But there are, of course, exceptions, and three cases from the southwest of Scotland are exceptional, vigorous and unpleasant manifestations of what is often called poltergeist activity. That is, the movement of objects, noises, fire raising and much else.
These cases come from the seventeenth century, a turbulent time of religious conflict, which may explain the violence of the hauntings. They were also recorded by men who had some motive in exaggerating the events, partly religious by ministers hoping to convince their congregations of the reality of evil, partly financial by the publishers of pamphlets wanting to sell more copies.
The first case concerns Ring Croft of Stocking, a farm which once stood just to the west of the village of Auchencairn in the old county of Kirkcudbrightshire, near the present Collin Farm. The farm was occupied by Andrew Mackie, a mason and farmer, and his family in 1695.
An account of the haunting was made by the local minister, Alexander Telfair, and was issued in pamphlet form under the title: ‘A True Relation of an Apparition, Expressions and Actings of a Spirit, which infested the house of Andrew Mackie in Ringcroft of Stocking, in the paroch [parish] of Rerrick, in the Stewarty of Kirkcudbright’.
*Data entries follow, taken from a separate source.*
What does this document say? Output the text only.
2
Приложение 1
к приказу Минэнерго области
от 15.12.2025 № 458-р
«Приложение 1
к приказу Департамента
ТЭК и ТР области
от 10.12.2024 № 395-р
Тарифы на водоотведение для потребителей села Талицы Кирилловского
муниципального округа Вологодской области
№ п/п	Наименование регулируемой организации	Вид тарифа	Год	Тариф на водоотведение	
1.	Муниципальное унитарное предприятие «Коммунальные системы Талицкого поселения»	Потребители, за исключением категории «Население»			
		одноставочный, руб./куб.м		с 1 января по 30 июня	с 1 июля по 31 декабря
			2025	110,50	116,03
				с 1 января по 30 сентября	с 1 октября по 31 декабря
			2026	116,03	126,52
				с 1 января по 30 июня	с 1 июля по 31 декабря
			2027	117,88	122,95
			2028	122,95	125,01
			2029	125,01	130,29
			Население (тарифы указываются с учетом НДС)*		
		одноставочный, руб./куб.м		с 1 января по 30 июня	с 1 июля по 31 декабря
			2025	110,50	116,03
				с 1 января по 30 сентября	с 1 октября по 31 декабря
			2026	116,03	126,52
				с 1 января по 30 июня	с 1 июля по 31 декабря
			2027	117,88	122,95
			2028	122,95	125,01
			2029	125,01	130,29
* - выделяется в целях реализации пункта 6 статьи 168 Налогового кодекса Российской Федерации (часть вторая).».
The events were attested to by fifteen witnesses, including Telfair, as well as five other ministers, who all signed the original document.
The episode started in February, rather mischievously. On consecutive mornings Mackie found that his beasts had been freed from their tethers in the byre, despite tying them up carefully the previous evening – and using stronger tethers. Mackie moved the animals from the byre but then found one of the beasts tied tightly to a beam of his house. A few days later Mackie discovered a stack of peats had been piled into the middle of the dwelling and had then had been lit, although he managed to extinguish it before any damage was done. There was no obvious explanation for these odd occurrences.
Manifestations then began to escalate. From the 7th of March that year, stones were thrown at the family as they dwelt in the house, although it was impossible to determine from where these came. This was worse at night and continued for four days. On the 11th of March, while the adults were out working, the children returned to the farm to find what they thought was a shrouded figure sitting by the fire; when they removed the blanket they found only an upturned stool.
Items then went missing and the stone throwing began again, being especially bad on a Sunday. Those praying were particularly targeted.
Mackie asked the minister, Alexander Telfair, to intervene. Telfair questioned Mackie and his family regarding anything that they might have done to have angered anyone, alive or dead, but it seems that Mackie was an upright fellow and no explanation could be found. When the minister was at the farm, nothing happened until he left the house and the stone throwing began again. He went into pray and was struck himself, but then disturbances ceased until the next Sunday.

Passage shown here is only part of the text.